Maurice Herzog photographié au sommet de l’arc de triomphe à Paris, le 20 juin 2005. Éric Feferberg/AFP
Maurice Herzog avait atteint la cime de l’Annapurna (8 091 m) le 3 juin 1950, devenant le premier homme à gravir un sommet de plus de 8 000 mètres. Il était accompagné de Louis Lachenal, qui comme lui avait perdu plusieurs doigts et orteils, gelés, après une descente dramatique. L’équipe comprenait aussi, entre autres, les guides de haute montagne Gaston Rebuffat et Lionel Terray. Maurice Herzog, membre de la Résistance pendant la Seconde Guerre mondiale, était ensuite devenu secrétaire d’État à la Jeunesse et aux Sports (1958-1965). Il a raconté, en la romançant un peu, la grande aventure de sa vie dans ce qui reste le best-seller absolu de la littérature de montagne : Annapurna, premier 8 000 (éd. Arthaud, 1951), vendu à une douzaine de millions d’exemplaires et traduit en 40 langues.

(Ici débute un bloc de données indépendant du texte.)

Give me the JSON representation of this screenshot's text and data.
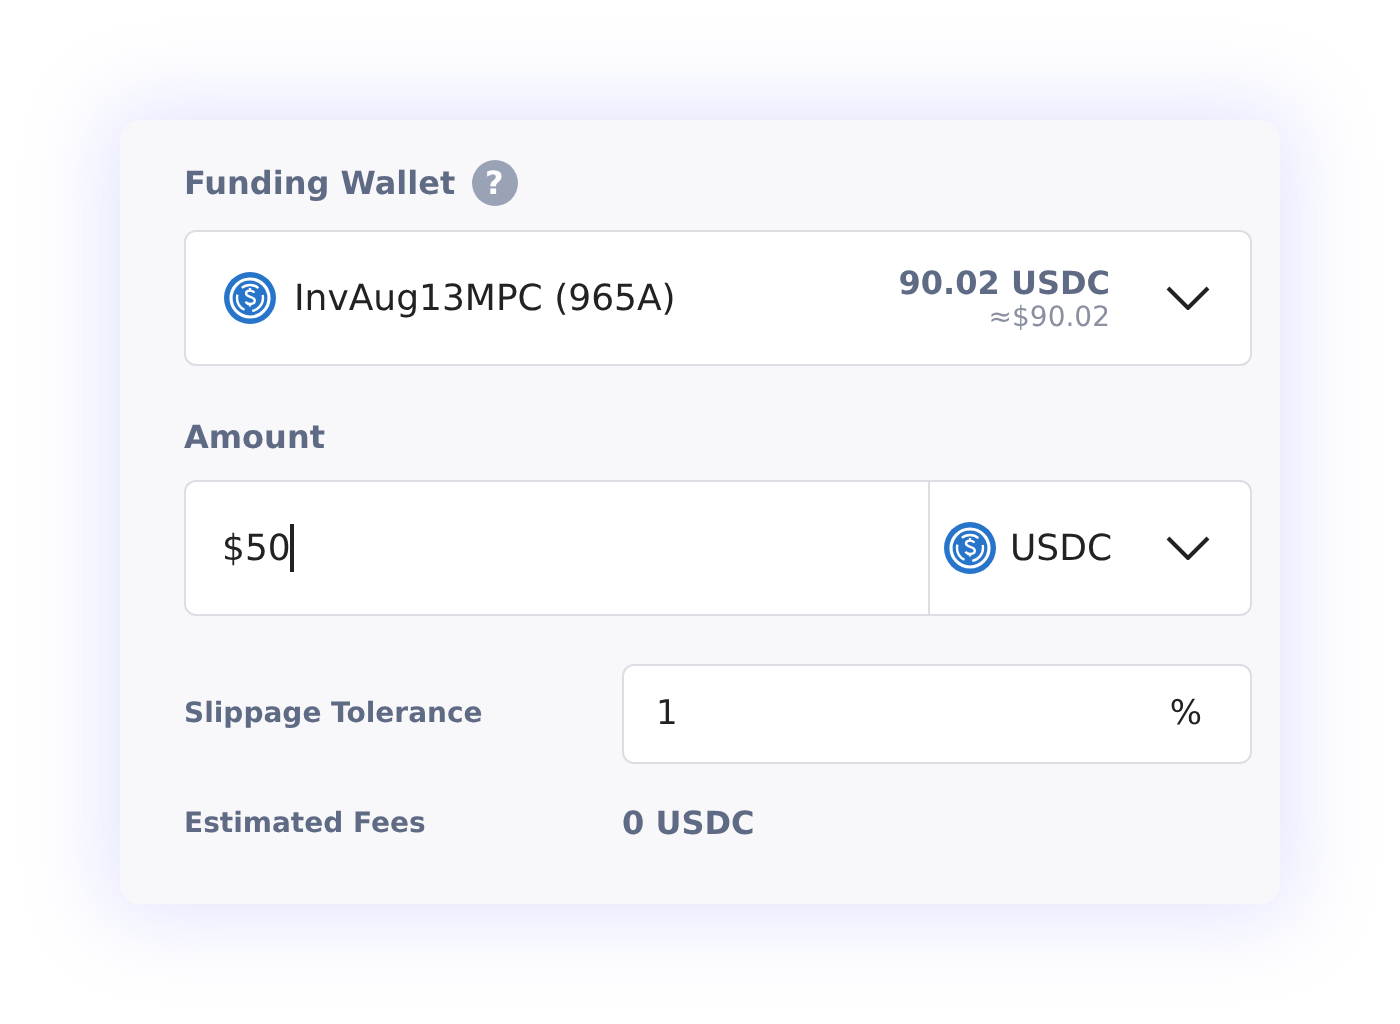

Né le 15 janvier 1919 à Lyon (Rhône), Maurice Herzog est diplômé de l’Ecole des hautes études commerciales (HEC) et du Centre de perfectionnement dans l’administration des affaires. Il s’adonne à l’alpinisme, tout en menant en parallèle une carrière politique chargée. Depuis 1995, il était membre honoraire du Comité international olympique (CIO). Il était l’auteur de plusieurs ouvrages consacrés à l’alpinisme : outre Annapurna, premier 8 000, il a aussi écrit Regards sur l’Annapurna, L’Expédition sur l’Annapurna, « La Montagne et Les Grandes Aventures de l’Himalaya. Grand officier de la légion d’honneur, il vivait entre Neuilly-sur-Seine et Chamonix, où il possédait une villa. Il avait épousé en premières noces Marie-Pierre de Cossé-Brissac, avec qui il eut deux enfants (Laurent, décédé, et Félicité), et s’était remarié à Élisabeth Gamper, avec qui il eut aussi deux enfants, Sébastien et Mathias.
La fille de l’alpiniste, Félicité, a carrément déboulonné la statue paternelle cette année dans un roman, l’une des meilleures ventes de la rentrée littéraire. Rappelant quelques-unes des controverses sur le rôle de chacun des membres de la cordée et mettant en doute la réalité de l’arrivée au sommet de l’Annapurna, elle accuse son père d’être un monstre de froideur, tapi sous une photo de légende, celle où il brandit le piolet de la « victoire sur l’Himalaya », en 1950.